Con in mano l’indirizzo di casa sua, ho preso il pullman per Osimo e dopo vari giri a vuoto finalmente ho trovato il posto. Ho preso a seguire Massari per quanto potevo, dal momento che non disponevo di un mezzo proprio e lo perdevo ogni volta che partiva in macchina. Facevo attenzione a far passare parecchi giorni tra un pedinamento e l’altro, così da non dargli modo di notarmi e ricordarsi di me. Ho scoperto così altre cosette sul suo conto.
Ero e sono incerta sull’esito dell’impresa, essendo la prima volta che mi do al ricatto, ma incrollabile nella volontà di fare la cosa giusta. È buio. È quasi l’ora convenuta e mi accorgo che il cuore mi batte più forte. Vorrei non averla questa reazione fisiologica, per poter risultare perfettamente controllata e non dare modo al mio avversario di percepire cedimenti.
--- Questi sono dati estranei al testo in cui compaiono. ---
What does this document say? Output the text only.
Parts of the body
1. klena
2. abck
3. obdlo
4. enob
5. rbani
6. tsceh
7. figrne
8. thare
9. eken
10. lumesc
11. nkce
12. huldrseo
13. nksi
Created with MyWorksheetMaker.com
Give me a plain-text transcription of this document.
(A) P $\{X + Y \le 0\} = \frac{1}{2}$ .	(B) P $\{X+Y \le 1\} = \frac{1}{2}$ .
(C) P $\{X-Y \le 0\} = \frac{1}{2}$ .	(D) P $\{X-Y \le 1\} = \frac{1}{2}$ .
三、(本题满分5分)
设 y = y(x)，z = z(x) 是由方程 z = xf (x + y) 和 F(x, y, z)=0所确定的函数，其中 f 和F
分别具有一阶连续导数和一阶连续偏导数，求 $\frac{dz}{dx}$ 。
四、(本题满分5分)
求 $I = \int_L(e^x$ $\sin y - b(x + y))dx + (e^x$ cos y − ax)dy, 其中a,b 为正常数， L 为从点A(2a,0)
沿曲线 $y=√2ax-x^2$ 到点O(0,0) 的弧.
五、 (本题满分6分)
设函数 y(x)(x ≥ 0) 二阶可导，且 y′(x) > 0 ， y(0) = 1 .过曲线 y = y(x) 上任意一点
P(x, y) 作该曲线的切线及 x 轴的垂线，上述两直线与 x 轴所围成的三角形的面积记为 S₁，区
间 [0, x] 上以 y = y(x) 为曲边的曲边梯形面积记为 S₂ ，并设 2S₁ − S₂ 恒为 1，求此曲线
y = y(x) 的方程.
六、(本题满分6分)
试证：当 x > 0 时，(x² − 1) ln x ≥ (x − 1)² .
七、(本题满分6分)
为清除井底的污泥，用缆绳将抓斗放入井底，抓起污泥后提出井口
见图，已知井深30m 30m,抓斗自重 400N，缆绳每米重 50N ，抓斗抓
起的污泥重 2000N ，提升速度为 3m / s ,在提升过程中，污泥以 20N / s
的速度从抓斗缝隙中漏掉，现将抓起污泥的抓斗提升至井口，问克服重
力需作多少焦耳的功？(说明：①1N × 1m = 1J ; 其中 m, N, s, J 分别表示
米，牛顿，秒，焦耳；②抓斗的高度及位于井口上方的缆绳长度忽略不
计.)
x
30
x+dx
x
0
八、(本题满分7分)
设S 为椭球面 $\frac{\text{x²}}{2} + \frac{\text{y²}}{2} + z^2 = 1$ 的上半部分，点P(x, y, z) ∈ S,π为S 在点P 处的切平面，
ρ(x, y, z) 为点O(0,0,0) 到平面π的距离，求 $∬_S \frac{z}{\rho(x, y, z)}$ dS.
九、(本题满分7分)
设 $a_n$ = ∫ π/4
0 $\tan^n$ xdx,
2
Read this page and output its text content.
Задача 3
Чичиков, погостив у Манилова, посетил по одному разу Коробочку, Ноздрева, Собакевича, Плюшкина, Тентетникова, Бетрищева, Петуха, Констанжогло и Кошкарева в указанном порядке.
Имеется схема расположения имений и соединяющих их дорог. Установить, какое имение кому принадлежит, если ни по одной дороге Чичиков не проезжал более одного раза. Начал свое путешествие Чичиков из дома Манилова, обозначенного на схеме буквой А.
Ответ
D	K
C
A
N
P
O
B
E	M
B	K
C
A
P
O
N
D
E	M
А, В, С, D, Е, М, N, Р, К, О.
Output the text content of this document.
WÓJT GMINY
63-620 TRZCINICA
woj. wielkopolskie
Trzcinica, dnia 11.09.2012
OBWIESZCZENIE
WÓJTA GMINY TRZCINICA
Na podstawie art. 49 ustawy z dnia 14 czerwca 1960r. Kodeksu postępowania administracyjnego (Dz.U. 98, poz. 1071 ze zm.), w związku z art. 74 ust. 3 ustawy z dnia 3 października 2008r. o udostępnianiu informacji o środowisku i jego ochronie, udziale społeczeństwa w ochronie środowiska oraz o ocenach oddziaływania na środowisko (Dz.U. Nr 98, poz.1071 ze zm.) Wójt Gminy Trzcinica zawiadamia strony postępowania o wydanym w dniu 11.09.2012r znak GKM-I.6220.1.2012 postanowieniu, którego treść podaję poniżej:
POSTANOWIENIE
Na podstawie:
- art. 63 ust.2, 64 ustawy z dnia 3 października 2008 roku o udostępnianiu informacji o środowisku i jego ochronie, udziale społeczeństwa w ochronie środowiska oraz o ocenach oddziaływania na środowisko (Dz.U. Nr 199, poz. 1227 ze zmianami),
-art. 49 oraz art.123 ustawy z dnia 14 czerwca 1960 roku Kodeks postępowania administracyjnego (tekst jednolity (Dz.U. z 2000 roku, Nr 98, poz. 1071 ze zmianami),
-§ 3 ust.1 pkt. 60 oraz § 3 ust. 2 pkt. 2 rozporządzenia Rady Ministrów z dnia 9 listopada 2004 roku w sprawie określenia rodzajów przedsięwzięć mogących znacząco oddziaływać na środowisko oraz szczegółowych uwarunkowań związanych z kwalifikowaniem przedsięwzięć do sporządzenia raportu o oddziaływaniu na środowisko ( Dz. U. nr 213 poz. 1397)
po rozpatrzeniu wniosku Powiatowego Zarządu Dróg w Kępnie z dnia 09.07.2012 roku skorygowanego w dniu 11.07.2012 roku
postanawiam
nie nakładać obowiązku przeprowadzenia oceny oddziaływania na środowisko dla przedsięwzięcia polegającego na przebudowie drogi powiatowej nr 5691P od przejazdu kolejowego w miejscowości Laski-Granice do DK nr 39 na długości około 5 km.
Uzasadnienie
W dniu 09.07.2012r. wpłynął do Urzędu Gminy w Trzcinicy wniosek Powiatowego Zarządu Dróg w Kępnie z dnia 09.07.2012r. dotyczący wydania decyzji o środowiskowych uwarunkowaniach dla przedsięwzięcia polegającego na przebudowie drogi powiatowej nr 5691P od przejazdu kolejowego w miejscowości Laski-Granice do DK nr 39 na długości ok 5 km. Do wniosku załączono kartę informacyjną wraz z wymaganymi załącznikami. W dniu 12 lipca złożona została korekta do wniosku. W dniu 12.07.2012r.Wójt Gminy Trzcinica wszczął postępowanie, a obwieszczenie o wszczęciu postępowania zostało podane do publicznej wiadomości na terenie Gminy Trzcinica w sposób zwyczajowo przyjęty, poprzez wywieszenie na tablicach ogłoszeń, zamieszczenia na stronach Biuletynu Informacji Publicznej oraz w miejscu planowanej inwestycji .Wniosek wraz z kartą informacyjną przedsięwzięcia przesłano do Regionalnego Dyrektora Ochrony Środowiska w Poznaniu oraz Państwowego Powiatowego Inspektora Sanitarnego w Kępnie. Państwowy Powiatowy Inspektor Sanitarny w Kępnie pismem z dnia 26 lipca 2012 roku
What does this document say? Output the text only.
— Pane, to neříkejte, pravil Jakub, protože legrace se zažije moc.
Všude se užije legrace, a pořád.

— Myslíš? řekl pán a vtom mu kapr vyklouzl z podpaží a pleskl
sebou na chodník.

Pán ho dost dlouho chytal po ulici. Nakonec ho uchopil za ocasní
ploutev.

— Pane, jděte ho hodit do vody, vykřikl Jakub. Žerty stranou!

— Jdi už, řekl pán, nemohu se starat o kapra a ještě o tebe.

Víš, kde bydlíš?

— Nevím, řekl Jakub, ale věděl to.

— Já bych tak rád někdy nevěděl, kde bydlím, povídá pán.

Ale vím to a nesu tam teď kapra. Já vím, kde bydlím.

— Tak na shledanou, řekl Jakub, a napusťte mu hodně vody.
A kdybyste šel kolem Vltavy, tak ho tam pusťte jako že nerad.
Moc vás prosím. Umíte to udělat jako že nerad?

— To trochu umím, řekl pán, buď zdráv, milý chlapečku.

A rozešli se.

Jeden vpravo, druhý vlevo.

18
Mi sporgo un po’ dal cespuglio trattenendo il respiro. La panchina è ancora vuota. Guardo l’orologio: mancano tre minuti alle 19. Mi devo calmare. Le gambe sono intirizzite e non so cosa darei per poterle sgranchire un pochino. Ormai ci siamo e non posso permettermi errori, perciò mi sforzo di restare immobile. Stai calma, Costanza.